The used model system of water and 1-octanol is a common system in chemistry to determine the lipophilic and hydrophilic properties of a substance. For the investigation on the stability in liquid-liquid Taylor-Flow in consideration of different parameters a modularly set-up was built. This set-up made changes of the mixer and the capillary easy. To determine the resulting slug length distribution several sensors were tested. One was produced by ultrasonic hot embossing at KEµ RWTH Aachen University [5] the others were commercially available. The commercial sensors work with detection of light transmission and the newly produced sensors measures the electric conductivity directly inside the capillary.

From the commercially available sensors a laser light beam sensor was found to be the most suitable. It detects slugs with a length of at least 0.5 mm. For the detection with the laser light beam it was necessary to dye the aqueous phase with methylene blue which causes no significant change in surface tension or density of the phase. This was not necessary for the sensor from KEµ RWTH due to the measurements via electric conductivity.

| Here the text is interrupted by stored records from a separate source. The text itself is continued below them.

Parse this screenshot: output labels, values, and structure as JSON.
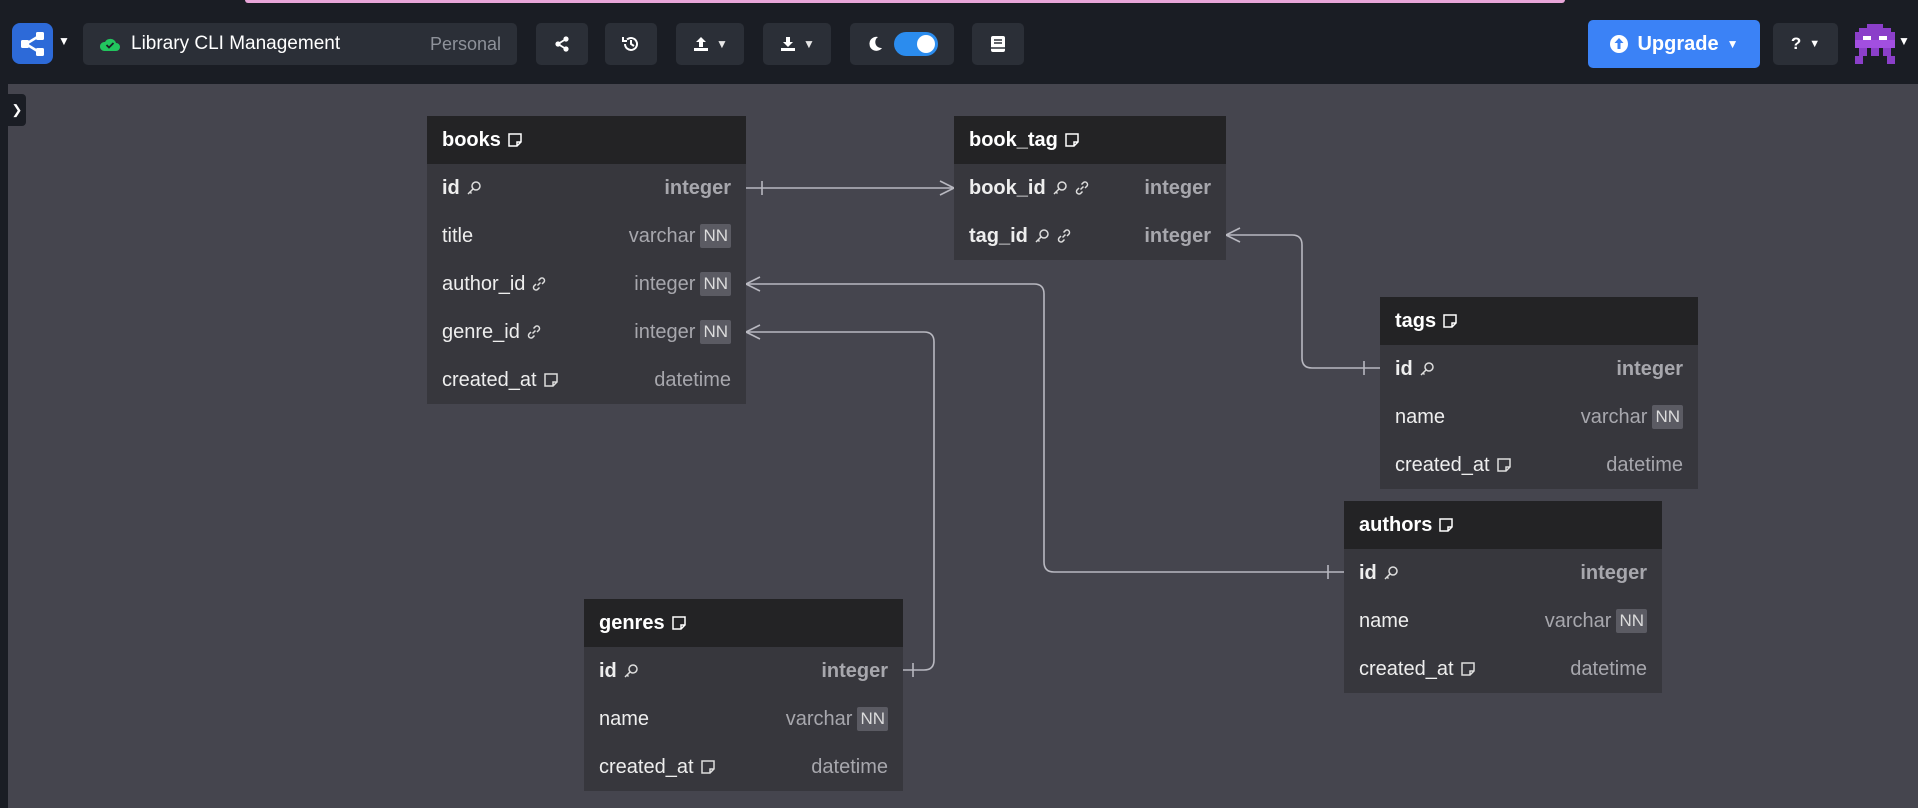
{
  "header": {
    "project_title": "Library CLI Management",
    "workspace": "Personal",
    "upgrade_label": "Upgrade",
    "help_label": "?",
    "accent_color": "#3b82f6",
    "sync_status_icon": "cloud-check-icon",
    "toolbar_icons": [
      "share-icon",
      "history-icon",
      "upload-icon",
      "download-icon",
      "moon-icon",
      "book-icon"
    ]
  },
  "tables": {
    "books": {
      "name": "books",
      "fields": [
        {
          "name": "id",
          "type": "integer",
          "nn": "",
          "icons": [
            "key-icon"
          ]
        },
        {
          "name": "title",
          "type": "varchar",
          "nn": "NN",
          "icons": []
        },
        {
          "name": "author_id",
          "type": "integer",
          "nn": "NN",
          "icons": [
            "link-icon"
          ]
        },
        {
          "name": "genre_id",
          "type": "integer",
          "nn": "NN",
          "icons": [
            "link-icon"
          ]
        },
        {
          "name": "created_at",
          "type": "datetime",
          "nn": "",
          "icons": [
            "note-icon"
          ]
        }
      ]
    },
    "book_tag": {
      "name": "book_tag",
      "fields": [
        {
          "name": "book_id",
          "type": "integer",
          "nn": "",
          "icons": [
            "key-icon",
            "link-icon"
          ]
        },
        {
          "name": "tag_id",
          "type": "integer",
          "nn": "",
          "icons": [
            "key-icon",
            "link-icon"
          ]
        }
      ]
    },
    "tags": {
      "name": "tags",
      "fields": [
        {
          "name": "id",
          "type": "integer",
          "nn": "",
          "icons": [
            "key-icon"
          ]
        },
        {
          "name": "name",
          "type": "varchar",
          "nn": "NN",
          "icons": []
        },
        {
          "name": "created_at",
          "type": "datetime",
          "nn": "",
          "icons": [
            "note-icon"
          ]
        }
      ]
    },
    "authors": {
      "name": "authors",
      "fields": [
        {
          "name": "id",
          "type": "integer",
          "nn": "",
          "icons": [
            "key-icon"
          ]
        },
        {
          "name": "name",
          "type": "varchar",
          "nn": "NN",
          "icons": []
        },
        {
          "name": "created_at",
          "type": "datetime",
          "nn": "",
          "icons": [
            "note-icon"
          ]
        }
      ]
    },
    "genres": {
      "name": "genres",
      "fields": [
        {
          "name": "id",
          "type": "integer",
          "nn": "",
          "icons": [
            "key-icon"
          ]
        },
        {
          "name": "name",
          "type": "varchar",
          "nn": "NN",
          "icons": []
        },
        {
          "name": "created_at",
          "type": "datetime",
          "nn": "",
          "icons": [
            "note-icon"
          ]
        }
      ]
    }
  }
}
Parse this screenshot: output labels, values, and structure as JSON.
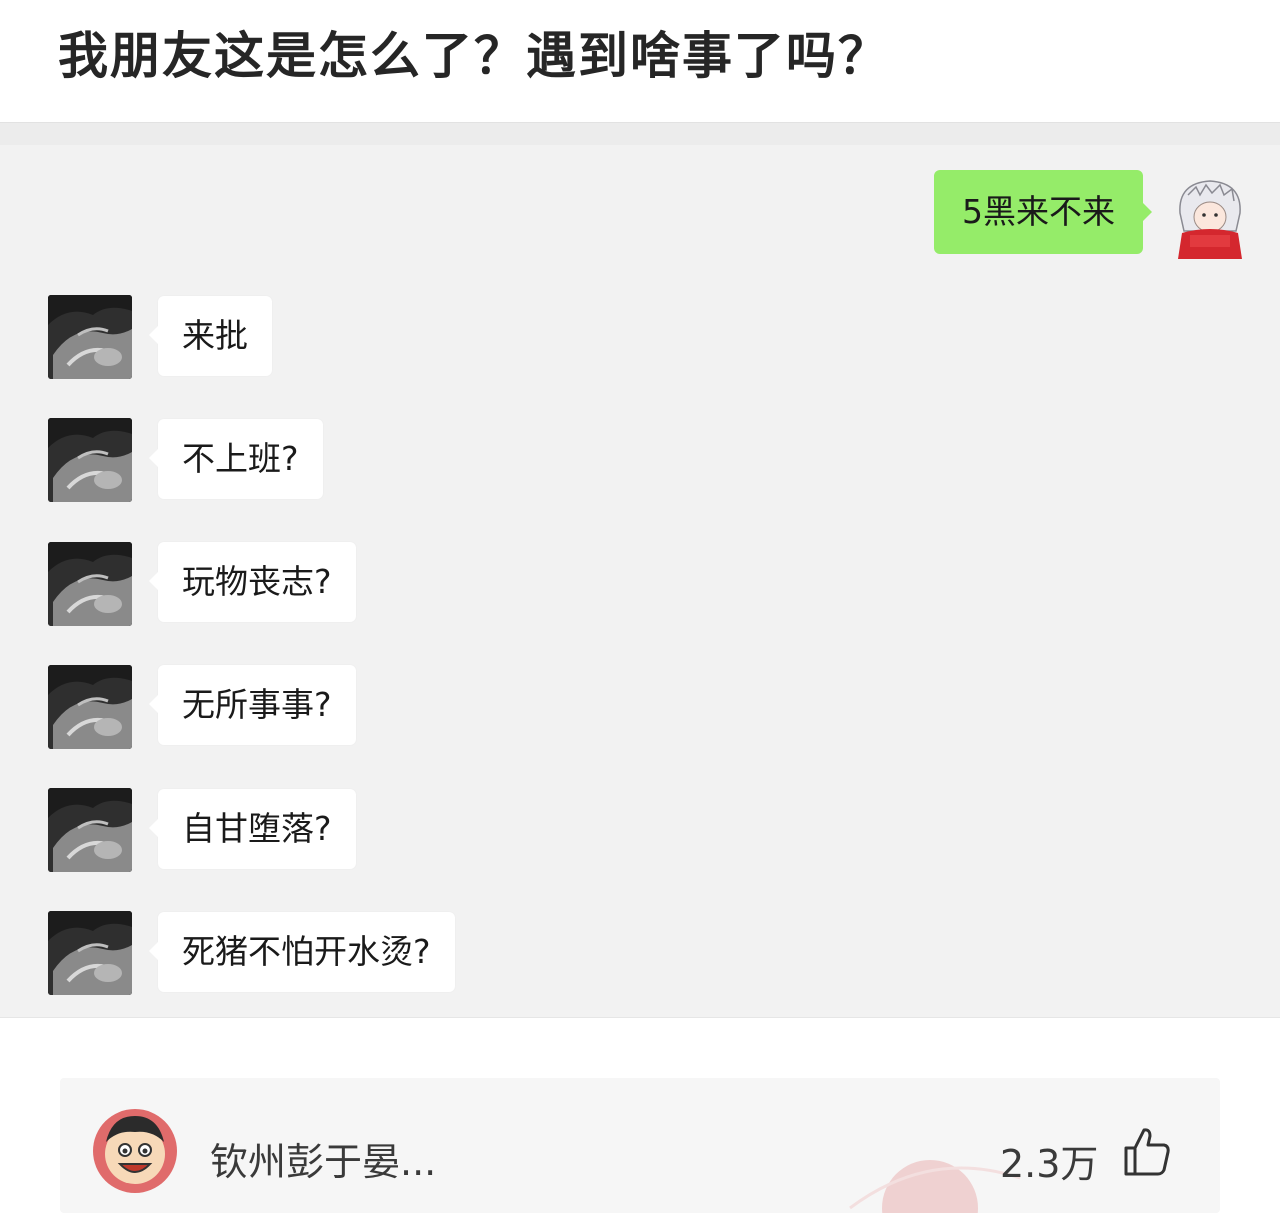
{
  "post": {
    "title": "我朋友这是怎么了？遇到啥事了吗？"
  },
  "chat": {
    "sent_message": "5黑来不来",
    "replies": [
      "来批",
      "不上班?",
      "玩物丧志?",
      "无所事事?",
      "自甘堕落?",
      "死猪不怕开水烫?"
    ]
  },
  "comment": {
    "username": "钦州彭于晏...",
    "likes": "2.3万",
    "icons": {
      "avatar": "cartoon-face-icon",
      "like": "thumbs-up-icon"
    }
  },
  "colors": {
    "chat_background": "#f2f2f2",
    "sent_bubble": "#95ec69",
    "received_bubble": "#ffffff",
    "watermark": "#e8a5a5"
  }
}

To get a deeper understanding of the slug generation in Taylor-Flow many test parameters were defined. The variation of the total volume flow, the volume flow ratio, the material, diameter and length of the capillary and the resulting pressure drop were analyzed first in the research. Following the expectations, the capillary diameter and the volume flow parameters had the strongest impact on the resulting flow pattern.

In flows with a wide slug length distribution coalescence could be observed which could be caused by the different velocities of the slugs with differing lengths. To support this hypothesis a new set-up which can produce a heterogeneous slug length distribution was built. The research is still ongoing.

As already seen in gas-liquid Taylor Flow [2] the resulting Taylor-Flow is much more stable in smaller capillary diameters. This leads to higher adjustable volume flows until the flow regime changes from Taylor-Flow to a non-consistent flow. The influence of the capillary material was negligible which could be explained by the quite even properties of the both materials, fluorinated ethylene propylene (FEP) and perfluoroalkoxy (PFA). The strongest impact on stability of Taylor-Flow was observed by varying the volume flow and the water/1-octanol ratio. A decrease in stability could be observed at high octanol to water values wherein the increase of the water flow had no strong influence beyond a critical value.

For further research the focus will be on the mixer, especially its geometry and the orientation of the outlet. Also the geometry of the capillary will be further investigated.

[1] R. Gupta et al., J. Comput. Multiphase Flows 2010, 2, 1.

[2] J.W. Coleman, S. Garimella, Int. J. Heat Mass Transf. 1999, 42, 2869.

[3] A. Leclerc et al., Chem. Eng. J. 2010, 165, 290.

[4] S. Waelchli, P. Rudolf von Rohr, Int. J. Multiphase Flow 2006, 32, 791.

[5] W.K. Schomburg et al., Micromachines 2011, 2, 157.